Whilst doing hard labour as a journalism undergraduate, this blogger observed that journalism courses are often full of what may be considered physically attractive young women. In many instances, the bulk of the candidates for the qualifications are women. It’s naive to assume that looks do not play a role in obtaining on-camera roles.

But by Mr Barker’s logic, physical attractiveness and intellect (&/or skill) are mutually exclusive. Mr Barker offers no evidence to support his theory. Unfortunately, his article comes across as sham elitist. The inference is that any idiot with a pretty face (&/or other visible assets) can successfully climb the ranks of television journalism. Remember that journalism is a profession in ruinous decline – ensuring the competition for employment is fiercer than ever.

Sexist © 2013 Outtacontext

One of those offended by Mr Barker’s remarks was Ten Late News journalist Hermione Kitson (featured in the unrelated video below) who must be a vacuous dill, according to Mr Barker’s theory. How does one come to this conclusion? Ms Kitson was:

  • a Media/Communications undergrad (Sydney University);
  • selected for an ABC internship &
  • ranked #70 on Maxim Australia’s Hot 100 list (2012).

Damnit, she almost passed Mr Barker’s test to qualify as a serious journalist. Her institution is relevant since Mr Barker takes issue with graduates from ‘undistinguished universities’ and even worse ‘media studies’ graduates with mere ‘diplomas’. One can only imagine what Mr Barker thinks of those who took cadet-ships straight out of high school!

High calbre journalism alumni (including Denton) have been emanating from Bathurst’s Charles Sturt University, one of the new (non-standstone) breeds of progressive regional institution for decades.

Sadly being beautiful precludes the occurrence of intelligence or skill in the journalist. Mr ‘progressive’ Barker makes life much simpler. What a national treasure.

Female journalists (from both public and commercial networks) across the country have savagely vented their disgust on fora such as Twitter.
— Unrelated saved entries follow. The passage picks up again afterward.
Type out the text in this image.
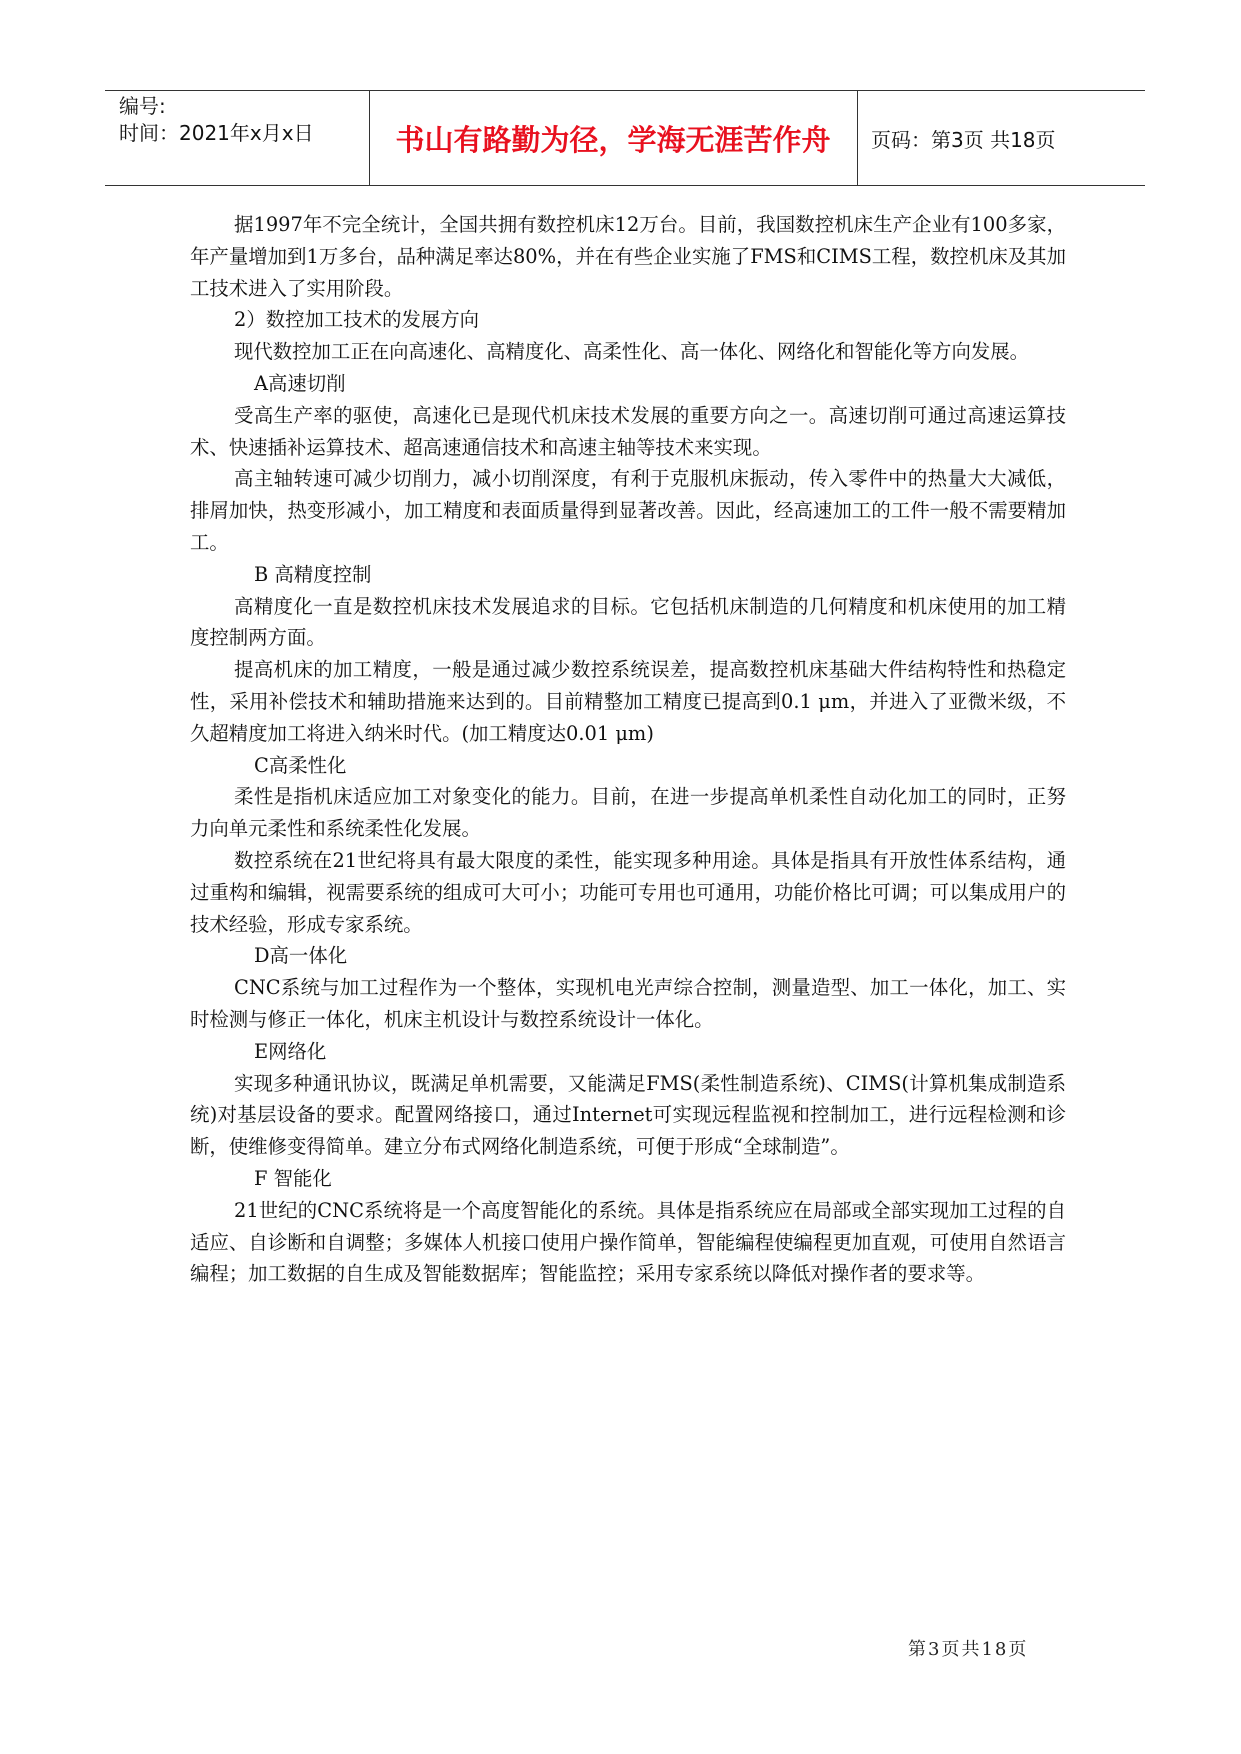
编号:
时间：2021年x月x日	书山有路勤为径，学海无涯苦作舟	页码：第3页 共18页

据1997年不完全统计，全国共拥有数控机床12万台。目前，我国数控机床生产企业有100多家，年产量增加到1万多台，品种满足率达80%，并在有些企业实施了FMS和CIMS工程，数控机床及其加工技术进入了实用阶段。

2）数控加工技术的发展方向

现代数控加工正在向高速化、高精度化、高柔性化、高一体化、网络化和智能化等方向发展。

A高速切削

受高生产率的驱使，高速化已是现代机床技术发展的重要方向之一。高速切削可通过高速运算技术、快速插补运算技术、超高速通信技术和高速主轴等技术来实现。

高主轴转速可减少切削力，减小切削深度，有利于克服机床振动，传入零件中的热量大大减低，排屑加快，热变形减小，加工精度和表面质量得到显著改善。因此，经高速加工的工件一般不需要精加工。

B 高精度控制

高精度化一直是数控机床技术发展追求的目标。它包括机床制造的几何精度和机床使用的加工精度控制两方面。

提高机床的加工精度，一般是通过减少数控系统误差，提高数控机床基础大件结构特性和热稳定性，采用补偿技术和辅助措施来达到的。目前精整加工精度已提高到0.1 μm，并进入了亚微米级，不久超精度加工将进入纳米时代。(加工精度达0.01 μm)

C高柔性化

柔性是指机床适应加工对象变化的能力。目前，在进一步提高单机柔性自动化加工的同时，正努力向单元柔性和系统柔性化发展。

数控系统在21世纪将具有最大限度的柔性，能实现多种用途。具体是指具有开放性体系结构，通过重构和编辑，视需要系统的组成可大可小；功能可专用也可通用，功能价格比可调；可以集成用户的技术经验，形成专家系统。

D高一体化

CNC系统与加工过程作为一个整体，实现机电光声综合控制，测量造型、加工一体化，加工、实时检测与修正一体化，机床主机设计与数控系统设计一体化。

E网络化

实现多种通讯协议，既满足单机需要，又能满足FMS(柔性制造系统)、CIMS(计算机集成制造系统)对基层设备的要求。配置网络接口，通过Internet可实现远程监视和控制加工，进行远程检测和诊断，使维修变得简单。建立分布式网络化制造系统，可便于形成“全球制造”。

F 智能化

21世纪的CNC系统将是一个高度智能化的系统。具体是指系统应在局部或全部实现加工过程的自适应、自诊断和自调整；多媒体人机接口使用户操作简单，智能编程使编程更加直观，可使用自然语言编程；加工数据的自生成及智能数据库；智能监控；采用专家系统以降低对操作者的要求等。

第3页共18页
Many websites and newspapers have attempted to debunk Mr Barker’s flawed logic. But here is one of the best; because laughing at this nonsense is perhaps the best strategy in deciphering its message:

…Even if you’re feeling generous this morning, you can’t deny that what [Mr Barker] pulled out of his butt instead was one of the most demeaning, belittling, misogynistic pieces of crap that’s ever been printed in a major newspaper.

In closing, let’s provide Mr Barker with an opportunity to have the last word:

Somebody needs to explain to [these young women] that the world is not created anew every day, that there is little that is new under the sun, and that restraint and curiosity can be useful journalistic tools. They might also be directed to ABC and SBS TV where they can find role models whose outstanding work shows how the job should be done.

Oh no, there is a problem. The hotties have infected the beloved ABC too, Mr Barker. And that can only mean one thing, inherent stupidity. Of course!

Believe or not, Mr Barker is capable of composing sensible prose on public policy as a columnist for the Australian Financial Review.

This is a revised version of the article originally written on Thursday May 2nd, in both composition and links.